Algumas novidades sobre o que andei assistindo, ouvindo e pensando do lado de cá:

  • Bom show do Apanhador Só na sua estreia em Belo Horizonte, no teatro do Oi Futuro. Rapaziada sólida, som redondo, público reduzido mas dedicado. Ao vivo as músicas do elogiado disco de estreia (que ficou em quinto nos melhores do ano de 2010 por aqui) funcionam bem. As viagens de guitarra ganham em solos ricos que não são muito comuns por aí e melodias bonitas que só. “Maria Augusta” tem jeito de hit. “Jesus, O Padeiro e o Coveiro”, “Balão-de-Vira-Mundo” e “Peixeiro” seguem minhas preferidas. A icônica bicicletinha dá um charme especial. E sobrou espaço até para (boas) composições inéditas.  Os rapazes também fizeram suas intervenções “acústico-sucateiras” (releituras do debut em formato próprio, disponível no site deles) nas praças do Papa e da Liberdade, em Belo Horizonte e também em Ouro Preto. Confira a entrevista da banda aqui pra Movin’ em 2010.
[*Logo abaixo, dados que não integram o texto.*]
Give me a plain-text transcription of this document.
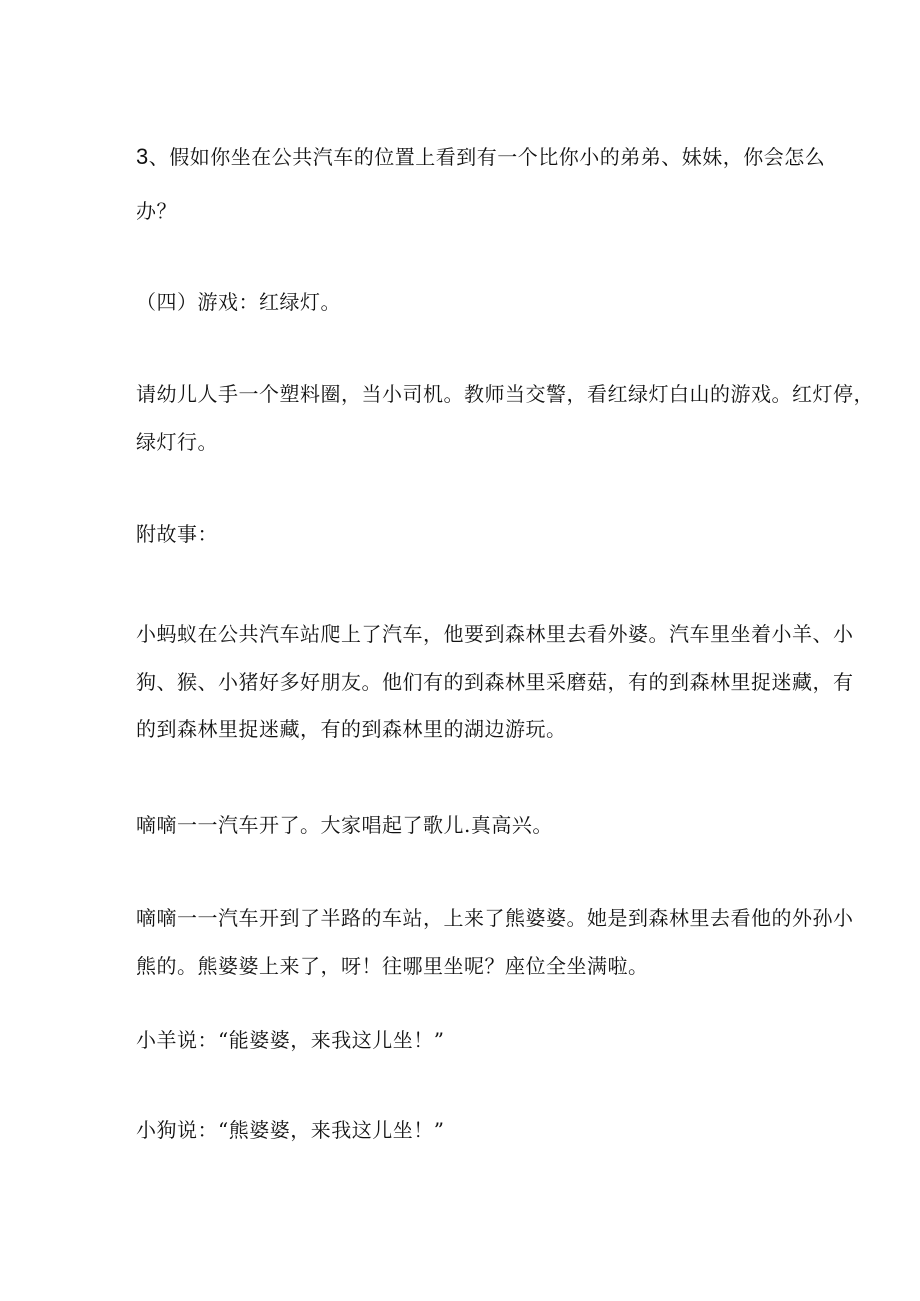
3、假如你坐在公共汽车的位置上看到有一个比你小的弟弟、妹妹，你会怎么
办？
（四）游戏：红绿灯。
请幼儿人手一个塑料圈，当小司机。教师当交警，看红绿灯白山的游戏。红灯停，
绿灯行。
附故事：
小蚂蚁在公共汽车站爬上了汽车，他要到森林里去看外婆。汽车里坐着小羊、小
狗、猴、小猪好多好朋友。他们有的到森林里采磨菇，有的到森林里捉迷藏，有
的到森林里捉迷藏，有的到森林里的湖边游玩。
嘀嘀一一汽车开了。大家唱起了歌儿.真高兴。
嘀嘀一一汽车开到了半路的车站，上来了熊婆婆。她是到森林里去看他的外孙小
熊的。熊婆婆上来了，呀！往哪里坐呢？座位全坐满啦。
小羊说：“能婆婆，来我这儿坐！”
小狗说：“熊婆婆，来我这儿坐！”
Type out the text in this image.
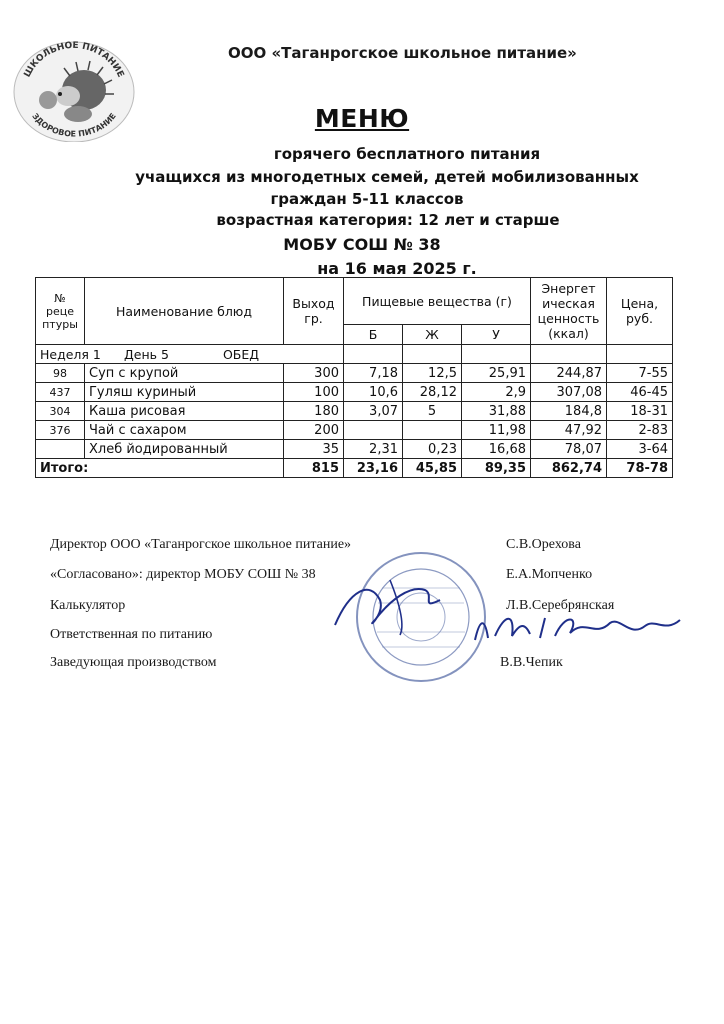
ШКОЛЬНОЕ ПИТАНИЕ
ЗДОРОВОЕ ПИТАНИЕ
ООО «Таганрогское школьное питание»
МЕНЮ
горячего бесплатного питания
учащихся из многодетных семей, детей мобилизованных
граждан 5-11 классов
возрастная категория: 12 лет и старше
МОБУ СОШ № 38
на 16 мая 2025 г.
№ реце птуры	Наименование блюд	Выход гр.	Пищевые вещества (г)			Энергет ическая ценность (ккал)	Цена, руб.
			Б	Ж	У		
Неделя 1 День 5 ОБЕД							
98	Суп с крупой	300	7,18	12,5	25,91	244,87	7-55
437	Гуляш куриный	100	10,6	28,12	2,9	307,08	46-45
304	Каша рисовая	180	3,07	5	31,88	184,8	18-31
376	Чай с сахаром	200			11,98	47,92	2-83
	Хлеб йодированный	35	2,31	0,23	16,68	78,07	3-64
Итого:		815	23,16	45,85	89,35	862,74	78-78
Директор ООО «Таганрогское школьное питание»	С.В.Орехова
«Согласовано»: директор МОБУ СОШ № 38	Е.А.Мопченко
Калькулятор	Л.В.Серебрянская
Ответственная по питанию
Заведующая производством	В.В.Чепик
  • O Nuda encantou novamente em BH na inauguração do Espaço Fluxo, no Santa Tereza. Com “A Maré Nenhuma” nas mãos (resenha do disco aqui) o show de 1 hora privilegiou naturalmente o novo álbum, já com músicas executadas ao vivo de 2008 pra cá e belas novidades como “Em Nome do Homem”, “Eu e/ou você, doutor” e “Acorde Universal”. Ressaltando o peso e a pegada da nova formação, com um dos melhores instrumentais do Brasil, Antônio Marques substitui com alma o mestre Scalia na bateria. “A Maré Nenhuma”,  a música, já é uma espécie de hino moderno. Daquelas composições que você guarda um carinho especial. O swing é forte e tudo em seu próprio tempo e ritmo. A banda se adaptou bem ao formato quarteto e os caminhos indicam uma incursão maior pelo “rock experimental”, seja lá como você queira interpretar um termo tão amplo assim. Cabe muita coisa na paleta do Nuda e nada aparece por acaso.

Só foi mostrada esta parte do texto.